Promising Outcomes of Original Grant:
We hypothesized in the original funded grant that evaluation of texture and variability, beyond conventional averaging of voxel (element of space) intensities within a region of interest in dopamine transporter (DAT) SPECT (brain imaging technique) images, could provide improved correlations with clinical measures, such as the unified Parkinson's disease (PD) rating scale score or cognitive score. Our results supported this hypothesis, thus motivating the application of such texture analysis framework for improved tracking of progression in PD.
Objectives for Supplemental Investigation:
In the present work, we build on past efforts by further developing and implementing texture analysis to positron emission tomography (brain imaging technique) data
(AV-133) within the Parkinson's Progression Markers Initiative dataset, applying texture metrics this to longitudinal data to truly assess ability to track progression of disease on an individualized basis and analyzing genomic variability within the population to link to features extracted from the images. These studies are a natural extension of our past work, which focused on cross-sectional baseline SPECT images.

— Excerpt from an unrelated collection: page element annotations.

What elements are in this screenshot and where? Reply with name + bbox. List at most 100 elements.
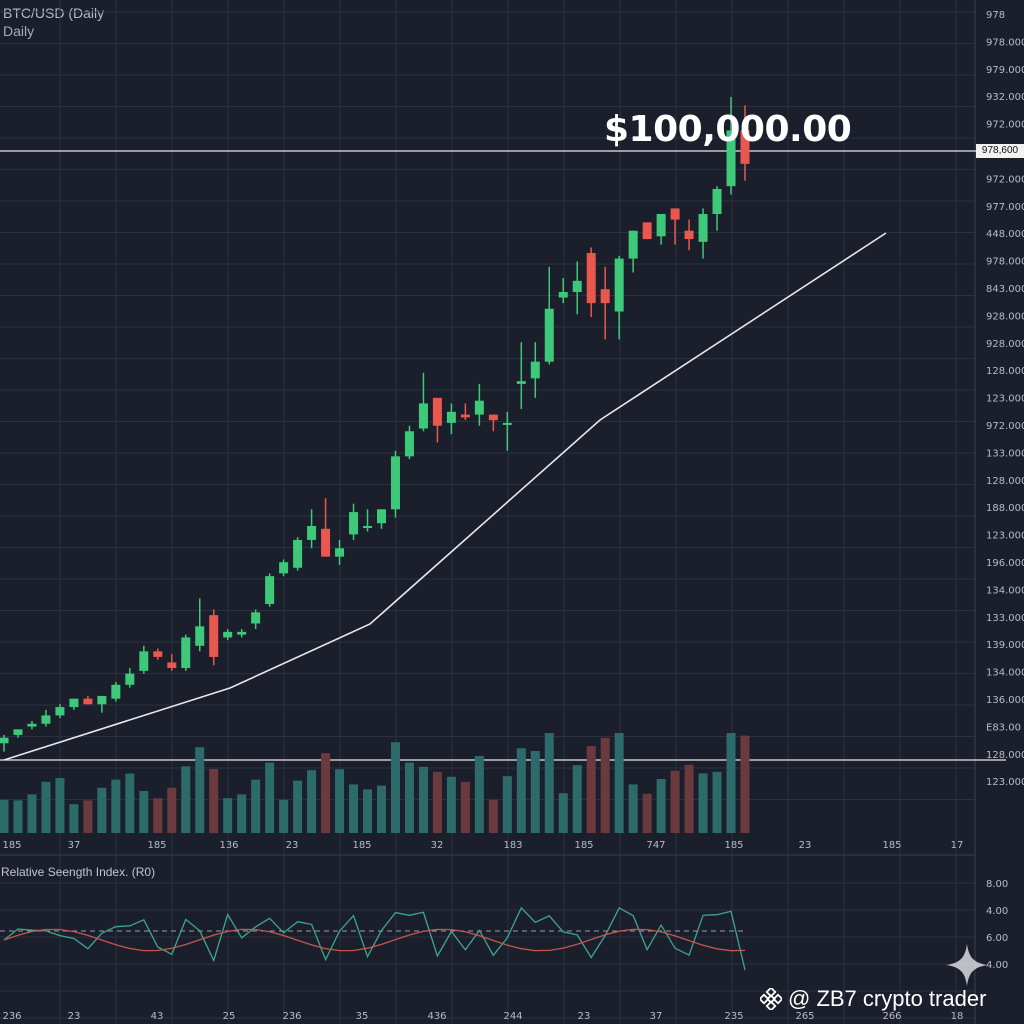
volume-bar (293, 780, 303, 833)
volume-bar (251, 779, 261, 833)
candle-body (614, 258, 624, 312)
candle-body (418, 403, 428, 429)
candle-body (740, 130, 750, 164)
candle-body (530, 361, 540, 379)
price-axis-label: 978.000 (986, 37, 1024, 48)
price-axis-label: 133.000 (986, 613, 1024, 624)
candle-body (167, 662, 177, 669)
price-axis-label: 123.000 (986, 394, 1024, 405)
candle-body (279, 562, 289, 574)
price-axis-label: 448.000 (986, 229, 1024, 240)
price-axis-label: 979.000 (986, 65, 1024, 76)
candle-body (474, 400, 484, 415)
price-annotation: $100,000.00 (604, 109, 852, 150)
candle-body (97, 695, 107, 705)
time-axis-label: 747 (646, 840, 665, 851)
candle-body (251, 612, 261, 624)
candle-body (139, 651, 149, 671)
candle-body (712, 188, 722, 214)
volume-bar (474, 756, 484, 833)
rsi-axis-label: 6.00 (986, 933, 1008, 944)
volume-bar (446, 776, 456, 833)
candle-body (684, 230, 694, 240)
candle-body (628, 230, 638, 259)
watermark: @ ZB7 crypto trader (760, 986, 986, 1012)
price-axis-label: 972.000 (986, 421, 1024, 432)
rsi-time-axis-label: 35 (356, 1011, 369, 1022)
rsi-time-axis-label: 436 (427, 1011, 446, 1022)
volume-bar (349, 784, 359, 833)
volume-bar (55, 778, 65, 833)
volume-bar (69, 804, 79, 833)
candle-body (349, 512, 359, 535)
price-axis-label: 134.000 (986, 585, 1024, 596)
volume-bar (97, 787, 107, 833)
candle-body (153, 651, 163, 657)
price-axis-label: 123.000 (986, 777, 1024, 788)
volume-bar (111, 779, 121, 833)
time-axis-label: 17 (951, 840, 964, 851)
candle-body (293, 539, 303, 568)
price-axis-label: 123.000 (986, 531, 1024, 542)
volume-bar (167, 787, 177, 833)
volume-bar (544, 733, 554, 833)
volume-bar (670, 770, 680, 833)
rsi-axis-label: 8.00 (986, 879, 1008, 890)
candle-body (307, 526, 317, 540)
time-axis-label: 185 (2, 840, 21, 851)
time-axis-label: 185 (882, 840, 901, 851)
volume-bar (13, 800, 23, 833)
rsi-time-axis-label: 18 (951, 1011, 964, 1022)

Importance of This Research for the Development of a New PD Therapy:
The successful completion of this study could have important clinical implications. Enhanced sensitivity to small neuroanatomic changes is expected to provide novel insights into the relationship between changes in dopamine and PD symptoms, while extending the clinical usefulness of imaging techniques. In addition to aiding in the identification of early disease, these techniques, if successful, will be applied to images from individuals at increased risk of PD in an attempt to discern patterns that might be involved in disease development and to assess the impact of novel disease-modifying therapies.